Africa’s Governance and Economic Struggles

New IMF data and the 2015 Ibrahim Index of African Governance (IIAG), both released this week, show stalling or declining economic growth and governance progress across the continent. Despite better health, education, and human development statistics, IIAG found backsliding in accountability and rights, with thirty-one out of fifty-four countries deteriorating. Africa’s business environment—measured as competitiveness, bureaucracy and red tape, and investment climate—scored the lowest and fell the most of any category since 2011. The IMF echoed these gloomy metrics, projecting sub-Saharan growth to slow to 3.8 percent in 2015, hit by an overreliance on commodities. Both sets of data make clear the interdependence of governance and economic growth. The lowest-scoring countries on IIAG’s business indicators—including Eritrea, Somalia, South Sudan, Sudan, and Equatorial Guinea—also ranked among the worst on rights and participation. And Côte d’Ivoire, ranked as IIAG’s “most improved” based on its aggregate governance score is among the few sub-Saharan countries expected to post high growth through 2017.

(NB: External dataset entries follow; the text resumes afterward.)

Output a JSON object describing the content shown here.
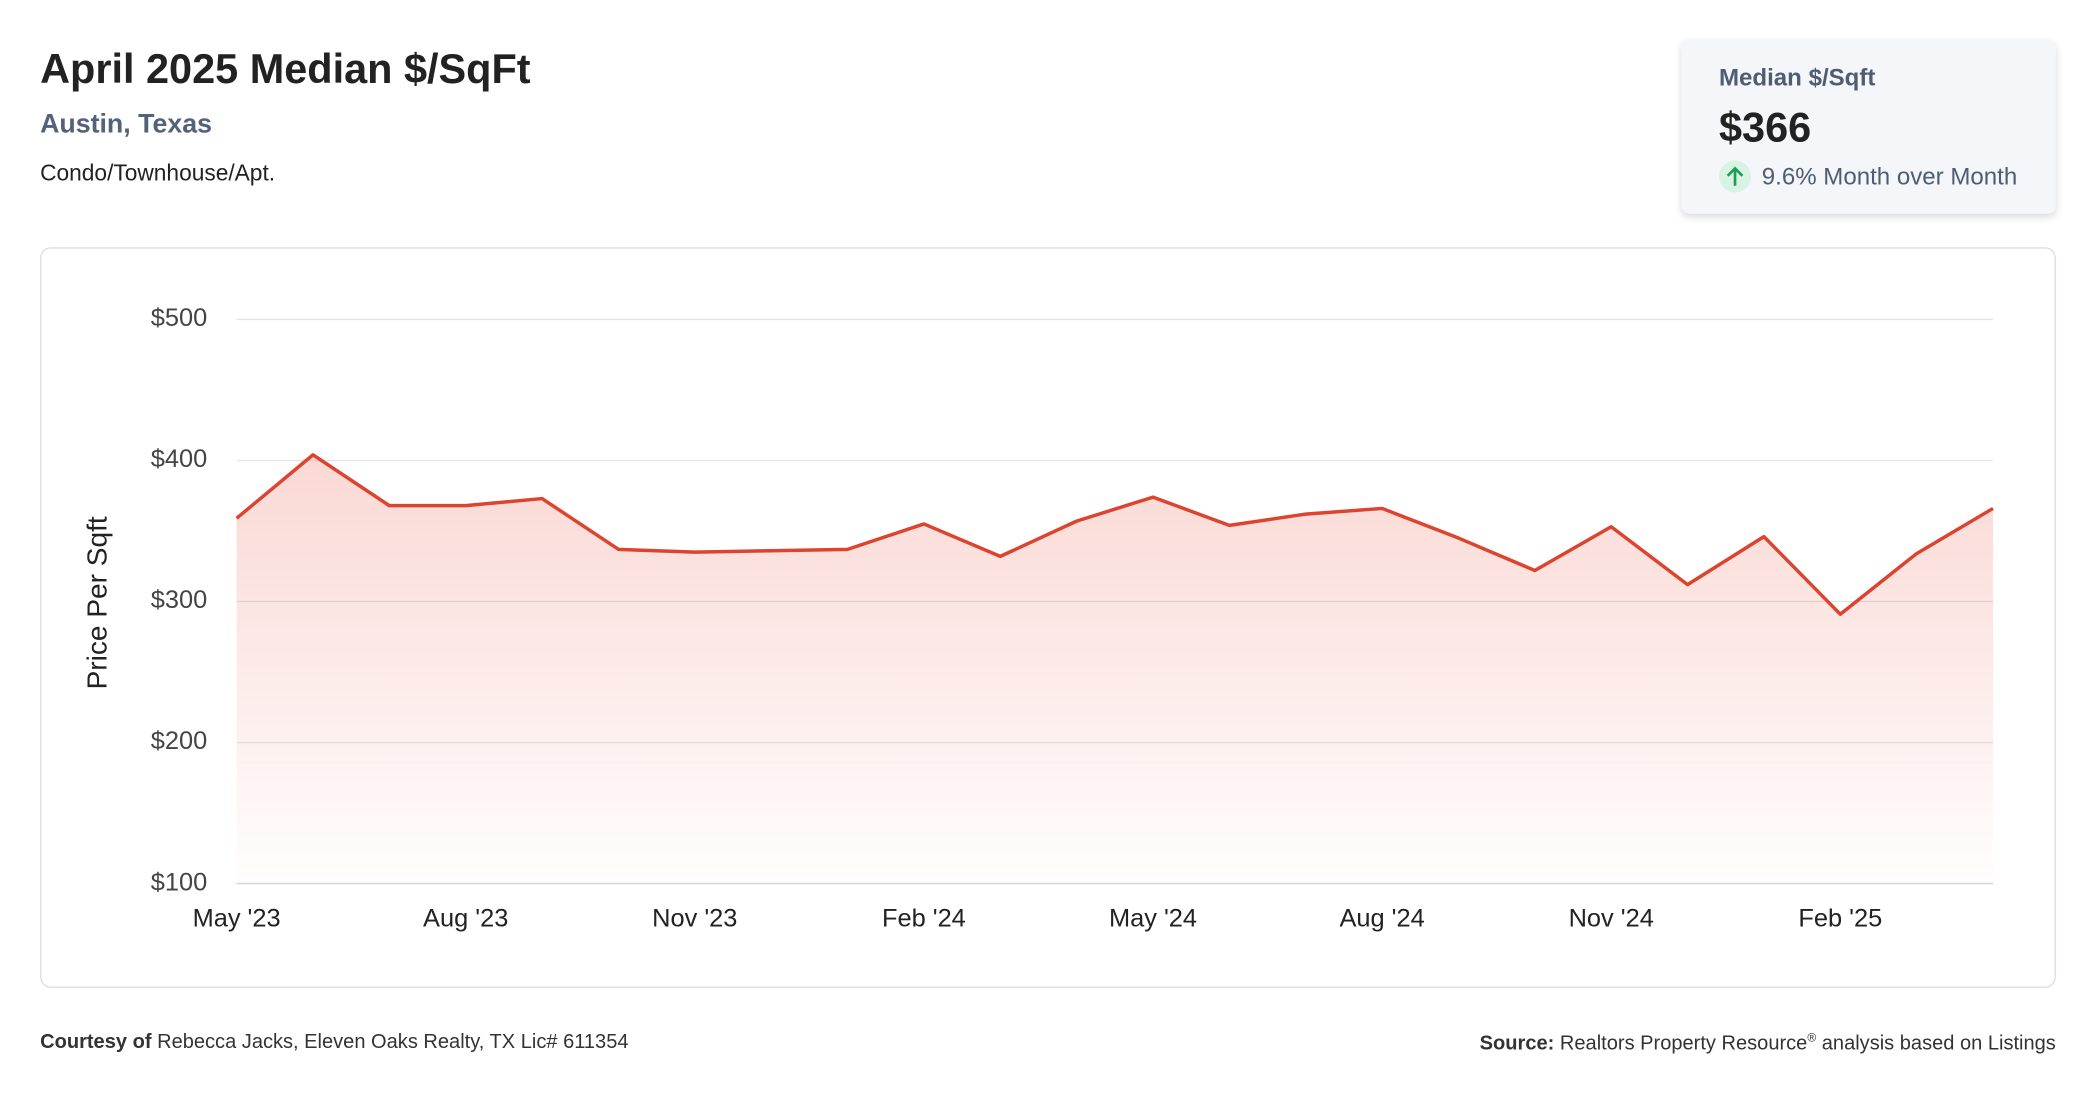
{
  "header": {
    "title": "April 2025 Median $/SqFt",
    "subtitle": "Austin, Texas",
    "property_type": "Condo/Townhouse/Apt."
  },
  "card": {
    "label": "Median $/Sqft",
    "value": "$366",
    "change": "9.6% Month over Month"
  },
  "chart_data": {
    "type": "line",
    "y_axis_label": "Price Per Sqft",
    "categories": [
      "May '23",
      null,
      null,
      "Aug '23",
      null,
      null,
      "Nov '23",
      null,
      null,
      "Feb '24",
      null,
      null,
      "May '24",
      null,
      null,
      "Aug '24",
      null,
      null,
      "Nov '24",
      null,
      null,
      "Feb '25",
      null,
      null
    ],
    "values": [
      359,
      404,
      368,
      368,
      373,
      337,
      335,
      336,
      337,
      355,
      332,
      357,
      374,
      354,
      362,
      366,
      345,
      322,
      353,
      312,
      346,
      291,
      334,
      366
    ],
    "color": "#dc4430",
    "ylim": [
      100,
      500
    ],
    "yticks": [
      {
        "value": 100,
        "label": "$100"
      },
      {
        "value": 200,
        "label": "$200"
      },
      {
        "value": 300,
        "label": "$300"
      },
      {
        "value": 400,
        "label": "$400"
      },
      {
        "value": 500,
        "label": "$500"
      }
    ],
    "grid": true
  },
  "footer": {
    "courtesy_label": "Courtesy of",
    "courtesy": "Rebecca Jacks, Eleven Oaks Realty, TX Lic# 611354",
    "source_label": "Source:",
    "source": "Realtors Property Resource",
    "source_mark": "®",
    "source_rest": " analysis based on Listings"
  }
}
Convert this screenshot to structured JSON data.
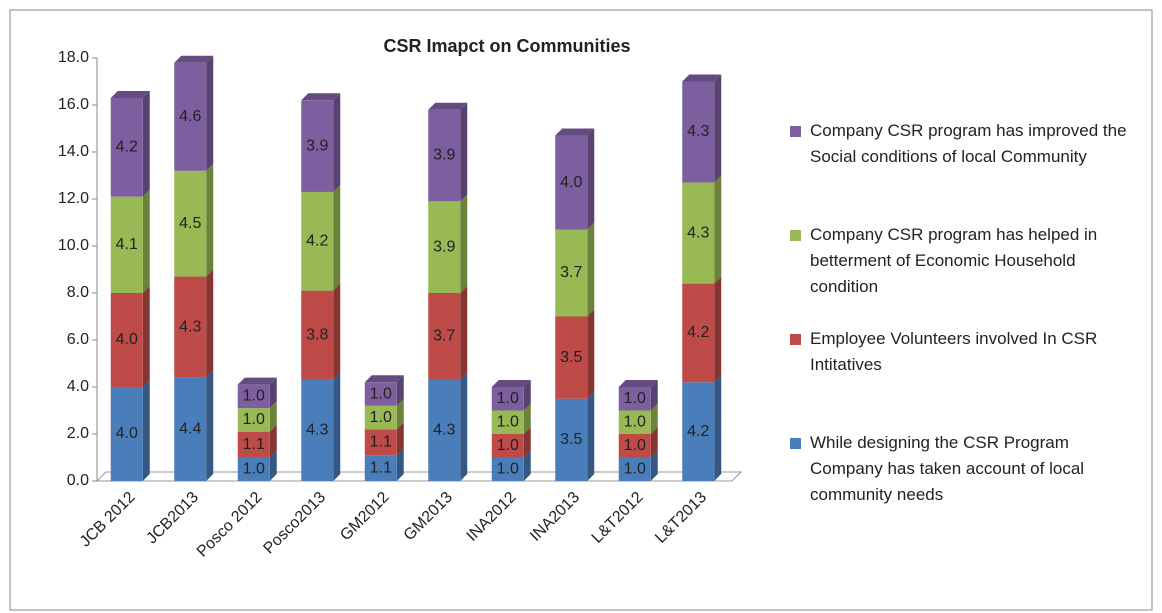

Post-Disaster Aid: When it Works, When it Doesn’t

Nearing the six-month anniversary of Nepal’s devastating earthquake that killed more than 8,500 people, comparisons to other natural disaster relief efforts highlight the potential pitfalls of aid delivered in a governance vacuum. Thailand’s post-tsunami recovery fared well relative to others—the country’s centralized (albeit authoritarian-leaning) leadership owned the response, mostly relying on technical rather than financial assistance. In contrast, Haiti remains a cautionary tale—despite some $9 billion in relief aid 150,000 Haitians still live in “temporary” camps and the government remains fragile, as witnessed in the recent chaotic and violent parliamentary contest. Nepal appears to be heading on a similar route with the government yet to draw up a plan for spending $4.1 billion in international donations, even as three million survivors lack shelter, food, and basic medical care in one of the world’s poorest countries. With the new constitution in dispute, a political crisis brewing with India, and a worsening fuel shortage all costing the economy an estimated $1 billion, reconstruction will likely be delayed further.

What We’re Reading on the TPP Agreement…

This week twelve countries, representing 40 percent of the world’s GDP, signed onto the Trans-Pacific Partnership (TPP). Now experts are chiming in on the many potential effects for participants:

Kimberly Ann Elliott from the Center for Global Development summarizes the TPP’s impact for developing countries: cutting agricultural subsidies and expanding access to capital controls may help poorer members, but concerns over rules of origin and intellectual property rights linger.

Siddhartha Mahanta finds the changes to the heavily-criticized investor-state dispute settlement process important, saying they may “strike a blow to corporate impunity”—especially cases brought by tobacco companies against smoking bans.

As the TPP deal closed, the World Bank announced that extreme poverty will drop below ten percent globally in 2015. John Cassidy argues that trade helped lift 1.3 billion people out of poverty, even as it increased inequality within countries.

Fellow CFR expert Ted Alden says that a TPP deal reasserts U.S. leadership in global trade negotiations and strengthens its influence over future rules.